Question: Thank you for an excellent presentation and interesting and positive data because the impression is as you say that much of it was very positive. My question is about serum albumin which we know is not a good marker of nutritional state. In fact when we try to relate it to other components which measure nutritional status often there is no relationship and this is for example, because a low serum albumin level is a very good marker of inflammation which is a very catabolic situation and it would be interesting to see, do you have any idea, what do you think about this yourself and it’s a common problem in nutritional interventional studies in uremic patients. As a rule low serum albumin patients are included but I doubt that we should rule out in these patients that they’re not inflamed. So the question is did you do that and can you do a subanalysis I suppose with those who have very low values and take them away?

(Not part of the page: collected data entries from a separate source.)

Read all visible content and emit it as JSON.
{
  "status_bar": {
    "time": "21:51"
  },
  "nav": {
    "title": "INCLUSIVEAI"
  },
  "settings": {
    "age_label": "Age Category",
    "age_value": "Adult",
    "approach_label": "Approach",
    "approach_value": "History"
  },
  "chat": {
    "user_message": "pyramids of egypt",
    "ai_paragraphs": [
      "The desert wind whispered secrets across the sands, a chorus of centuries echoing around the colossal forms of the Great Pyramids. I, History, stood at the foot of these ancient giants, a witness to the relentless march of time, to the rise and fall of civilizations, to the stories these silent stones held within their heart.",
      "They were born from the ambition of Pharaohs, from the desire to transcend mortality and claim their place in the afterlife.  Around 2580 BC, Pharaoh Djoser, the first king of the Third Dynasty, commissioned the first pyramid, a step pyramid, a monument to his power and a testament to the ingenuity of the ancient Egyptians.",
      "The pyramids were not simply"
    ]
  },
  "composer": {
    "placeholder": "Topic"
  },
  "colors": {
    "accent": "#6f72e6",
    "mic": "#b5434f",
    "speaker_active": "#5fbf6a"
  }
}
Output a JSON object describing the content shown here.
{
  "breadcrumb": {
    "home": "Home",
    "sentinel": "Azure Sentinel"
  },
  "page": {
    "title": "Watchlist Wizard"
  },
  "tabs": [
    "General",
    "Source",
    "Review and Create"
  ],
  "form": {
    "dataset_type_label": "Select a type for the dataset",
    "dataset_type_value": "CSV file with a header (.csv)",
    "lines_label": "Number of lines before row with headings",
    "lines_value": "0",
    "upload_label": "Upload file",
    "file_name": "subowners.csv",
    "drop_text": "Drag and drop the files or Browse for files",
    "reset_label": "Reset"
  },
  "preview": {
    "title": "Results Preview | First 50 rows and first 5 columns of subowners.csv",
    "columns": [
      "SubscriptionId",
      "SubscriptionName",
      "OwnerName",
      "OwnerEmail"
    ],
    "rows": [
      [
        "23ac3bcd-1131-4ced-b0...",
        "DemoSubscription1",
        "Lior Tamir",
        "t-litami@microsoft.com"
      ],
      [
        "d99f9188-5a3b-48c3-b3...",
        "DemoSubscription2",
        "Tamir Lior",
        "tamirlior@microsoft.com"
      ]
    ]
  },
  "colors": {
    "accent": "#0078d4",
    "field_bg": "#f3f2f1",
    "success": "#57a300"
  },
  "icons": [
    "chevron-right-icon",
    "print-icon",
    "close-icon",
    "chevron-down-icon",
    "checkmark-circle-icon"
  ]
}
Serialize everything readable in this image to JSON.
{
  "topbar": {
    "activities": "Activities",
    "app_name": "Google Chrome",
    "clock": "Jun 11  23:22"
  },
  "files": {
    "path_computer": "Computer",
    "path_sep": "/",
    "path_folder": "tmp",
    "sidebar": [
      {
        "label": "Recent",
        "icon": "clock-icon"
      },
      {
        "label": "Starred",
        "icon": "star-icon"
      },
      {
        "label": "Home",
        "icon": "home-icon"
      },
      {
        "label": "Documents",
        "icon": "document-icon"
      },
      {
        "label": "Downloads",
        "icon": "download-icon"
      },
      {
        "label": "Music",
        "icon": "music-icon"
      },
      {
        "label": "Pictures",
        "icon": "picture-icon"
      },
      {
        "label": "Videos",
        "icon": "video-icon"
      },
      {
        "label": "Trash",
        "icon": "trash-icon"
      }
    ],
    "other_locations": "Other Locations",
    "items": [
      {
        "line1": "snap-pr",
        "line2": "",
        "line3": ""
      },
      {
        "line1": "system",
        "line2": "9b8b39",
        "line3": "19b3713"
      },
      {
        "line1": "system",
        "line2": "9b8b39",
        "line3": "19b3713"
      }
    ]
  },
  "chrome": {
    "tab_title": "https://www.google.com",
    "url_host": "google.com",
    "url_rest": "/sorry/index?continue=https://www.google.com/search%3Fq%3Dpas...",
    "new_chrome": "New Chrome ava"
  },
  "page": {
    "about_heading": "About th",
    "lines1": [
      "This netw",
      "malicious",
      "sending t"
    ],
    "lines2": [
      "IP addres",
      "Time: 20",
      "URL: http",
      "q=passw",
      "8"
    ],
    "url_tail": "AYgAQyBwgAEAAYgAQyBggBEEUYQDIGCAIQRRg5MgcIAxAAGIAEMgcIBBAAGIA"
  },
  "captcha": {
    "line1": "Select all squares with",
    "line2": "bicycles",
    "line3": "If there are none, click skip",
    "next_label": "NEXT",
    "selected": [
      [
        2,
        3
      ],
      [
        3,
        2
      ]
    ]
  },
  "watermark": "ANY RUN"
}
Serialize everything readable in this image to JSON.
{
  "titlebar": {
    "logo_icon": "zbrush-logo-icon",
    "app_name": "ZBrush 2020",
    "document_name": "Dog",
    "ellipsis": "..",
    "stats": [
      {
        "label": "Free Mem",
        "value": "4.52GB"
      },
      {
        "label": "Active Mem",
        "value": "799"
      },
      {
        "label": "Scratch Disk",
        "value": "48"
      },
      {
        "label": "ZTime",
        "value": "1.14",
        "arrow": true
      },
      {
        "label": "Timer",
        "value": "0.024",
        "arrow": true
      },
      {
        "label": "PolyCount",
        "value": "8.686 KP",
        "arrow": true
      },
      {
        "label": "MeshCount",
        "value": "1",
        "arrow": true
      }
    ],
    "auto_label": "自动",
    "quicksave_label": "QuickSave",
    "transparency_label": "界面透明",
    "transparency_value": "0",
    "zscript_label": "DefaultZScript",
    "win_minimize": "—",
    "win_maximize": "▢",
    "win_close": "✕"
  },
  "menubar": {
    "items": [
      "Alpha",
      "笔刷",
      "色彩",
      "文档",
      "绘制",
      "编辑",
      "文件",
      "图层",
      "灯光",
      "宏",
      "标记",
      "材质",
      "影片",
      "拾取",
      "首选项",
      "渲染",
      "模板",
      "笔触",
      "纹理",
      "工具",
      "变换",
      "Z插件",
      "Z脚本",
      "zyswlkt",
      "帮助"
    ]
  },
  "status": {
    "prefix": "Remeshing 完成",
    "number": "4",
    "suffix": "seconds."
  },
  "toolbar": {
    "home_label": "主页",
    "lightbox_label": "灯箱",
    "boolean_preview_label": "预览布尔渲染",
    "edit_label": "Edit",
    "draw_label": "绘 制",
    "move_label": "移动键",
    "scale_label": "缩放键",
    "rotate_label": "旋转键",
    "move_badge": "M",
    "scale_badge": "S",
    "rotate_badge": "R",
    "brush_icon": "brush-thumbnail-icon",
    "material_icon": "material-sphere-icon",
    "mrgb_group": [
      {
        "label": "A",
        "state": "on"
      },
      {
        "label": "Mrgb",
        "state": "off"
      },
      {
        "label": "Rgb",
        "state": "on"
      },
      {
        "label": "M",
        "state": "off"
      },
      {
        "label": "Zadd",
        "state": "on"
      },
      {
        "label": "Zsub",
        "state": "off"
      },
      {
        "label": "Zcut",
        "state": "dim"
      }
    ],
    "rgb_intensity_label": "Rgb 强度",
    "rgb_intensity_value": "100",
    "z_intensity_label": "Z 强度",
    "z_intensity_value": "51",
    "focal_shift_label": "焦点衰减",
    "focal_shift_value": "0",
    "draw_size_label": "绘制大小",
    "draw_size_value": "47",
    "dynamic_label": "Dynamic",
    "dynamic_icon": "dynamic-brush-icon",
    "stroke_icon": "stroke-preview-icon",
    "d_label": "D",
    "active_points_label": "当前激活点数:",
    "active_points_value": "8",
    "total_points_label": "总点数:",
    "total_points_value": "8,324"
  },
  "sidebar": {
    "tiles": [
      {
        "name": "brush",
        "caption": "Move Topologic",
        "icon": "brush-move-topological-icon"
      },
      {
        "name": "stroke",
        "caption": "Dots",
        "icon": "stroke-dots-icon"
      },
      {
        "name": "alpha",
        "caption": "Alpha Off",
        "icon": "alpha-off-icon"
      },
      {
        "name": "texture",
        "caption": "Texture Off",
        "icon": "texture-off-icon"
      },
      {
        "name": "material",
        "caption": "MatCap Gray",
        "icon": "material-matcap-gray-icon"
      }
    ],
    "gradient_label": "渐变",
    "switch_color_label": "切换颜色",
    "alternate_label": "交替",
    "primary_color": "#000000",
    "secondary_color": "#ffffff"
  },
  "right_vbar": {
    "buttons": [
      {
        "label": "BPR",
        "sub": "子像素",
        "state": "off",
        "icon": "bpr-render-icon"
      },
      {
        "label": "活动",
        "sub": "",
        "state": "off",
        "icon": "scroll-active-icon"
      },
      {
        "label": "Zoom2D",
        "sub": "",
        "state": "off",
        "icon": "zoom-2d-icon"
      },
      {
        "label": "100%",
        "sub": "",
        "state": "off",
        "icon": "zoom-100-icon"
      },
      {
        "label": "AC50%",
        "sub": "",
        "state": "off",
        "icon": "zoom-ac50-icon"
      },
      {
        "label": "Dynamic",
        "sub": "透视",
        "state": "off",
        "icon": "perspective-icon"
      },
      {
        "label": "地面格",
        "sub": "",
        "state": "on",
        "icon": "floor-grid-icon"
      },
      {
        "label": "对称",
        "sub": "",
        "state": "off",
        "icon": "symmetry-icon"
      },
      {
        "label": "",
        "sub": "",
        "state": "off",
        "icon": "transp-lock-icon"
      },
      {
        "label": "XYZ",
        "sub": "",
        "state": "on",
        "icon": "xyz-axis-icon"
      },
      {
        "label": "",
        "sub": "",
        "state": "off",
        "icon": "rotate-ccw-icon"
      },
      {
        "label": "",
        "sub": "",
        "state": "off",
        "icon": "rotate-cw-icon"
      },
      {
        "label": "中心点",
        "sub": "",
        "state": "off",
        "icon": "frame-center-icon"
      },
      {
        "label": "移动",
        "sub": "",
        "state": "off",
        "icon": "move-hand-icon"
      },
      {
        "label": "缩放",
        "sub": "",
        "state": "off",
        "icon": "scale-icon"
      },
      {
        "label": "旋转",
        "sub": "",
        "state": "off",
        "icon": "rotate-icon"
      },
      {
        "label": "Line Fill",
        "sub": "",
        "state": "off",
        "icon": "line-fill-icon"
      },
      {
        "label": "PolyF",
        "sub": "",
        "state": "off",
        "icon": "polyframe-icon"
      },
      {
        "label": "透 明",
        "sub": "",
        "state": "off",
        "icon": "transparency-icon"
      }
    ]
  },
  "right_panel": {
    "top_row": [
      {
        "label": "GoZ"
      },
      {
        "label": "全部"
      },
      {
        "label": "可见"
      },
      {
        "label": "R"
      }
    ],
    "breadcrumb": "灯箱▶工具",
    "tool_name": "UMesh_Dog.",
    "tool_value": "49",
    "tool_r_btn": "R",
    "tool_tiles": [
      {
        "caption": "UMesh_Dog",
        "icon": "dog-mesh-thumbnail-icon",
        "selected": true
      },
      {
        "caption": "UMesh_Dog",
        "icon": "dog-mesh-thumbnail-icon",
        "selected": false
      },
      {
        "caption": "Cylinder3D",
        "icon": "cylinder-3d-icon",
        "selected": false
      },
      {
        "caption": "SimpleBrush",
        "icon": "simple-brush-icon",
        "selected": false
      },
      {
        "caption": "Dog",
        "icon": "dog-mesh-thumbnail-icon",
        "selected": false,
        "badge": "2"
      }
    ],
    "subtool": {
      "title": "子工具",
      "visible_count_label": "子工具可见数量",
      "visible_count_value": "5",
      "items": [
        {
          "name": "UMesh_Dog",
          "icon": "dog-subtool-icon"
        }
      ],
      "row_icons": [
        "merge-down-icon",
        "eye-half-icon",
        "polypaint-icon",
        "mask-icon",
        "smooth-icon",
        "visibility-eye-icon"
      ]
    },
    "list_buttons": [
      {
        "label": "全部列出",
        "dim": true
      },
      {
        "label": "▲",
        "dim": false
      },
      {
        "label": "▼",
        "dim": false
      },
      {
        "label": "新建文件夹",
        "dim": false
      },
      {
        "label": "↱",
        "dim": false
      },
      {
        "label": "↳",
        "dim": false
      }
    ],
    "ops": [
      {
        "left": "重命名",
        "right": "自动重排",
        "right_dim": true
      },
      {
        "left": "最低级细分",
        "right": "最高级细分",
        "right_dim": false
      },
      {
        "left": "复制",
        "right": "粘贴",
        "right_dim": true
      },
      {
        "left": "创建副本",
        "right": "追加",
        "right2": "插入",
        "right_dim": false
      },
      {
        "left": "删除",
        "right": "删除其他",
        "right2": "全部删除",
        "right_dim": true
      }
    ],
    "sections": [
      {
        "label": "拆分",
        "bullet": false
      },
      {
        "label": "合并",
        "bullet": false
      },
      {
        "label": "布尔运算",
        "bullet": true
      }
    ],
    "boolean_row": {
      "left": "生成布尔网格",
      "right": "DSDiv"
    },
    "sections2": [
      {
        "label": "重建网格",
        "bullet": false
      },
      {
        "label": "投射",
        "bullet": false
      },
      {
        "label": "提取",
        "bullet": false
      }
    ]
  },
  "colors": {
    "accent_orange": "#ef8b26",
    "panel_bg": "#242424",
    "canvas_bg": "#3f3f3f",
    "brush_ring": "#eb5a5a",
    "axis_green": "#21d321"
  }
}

Dr. Feldt-Rasmussen: Well it’s a long reply but I’ll try to do it. I agree with you that serum albumin is not easy to handle and it reflects a lot of conditions. The only way that we could exclude anything was that they had to have stable dialysis for some months, they should not have been hospitalised, inflamed, infected and so on and so forth. Because obviously if you have been with an infection the albumin goes down and so on. It turned out that we cannot measure albumin, none of us can, so we think we can and we know that it’s low in our patients but if we compare between labs it’s hopeless.We spent more than a year to find out that it was hopeless. But the fact is we would like to have those (with lower range albumin), well not with the highest range of albumin so to speak. But the previous, the smaller scale studies, they had no limitations on that (albumin level). They included every level but in this study, in order to get power and knowing that albumin was associated with mortality, (I mean not knowing why but knowing that it was associated) it seemed to be a good idea to look at a lower segment anyway.

Chairman: Other questions for Bo? Ok thank you.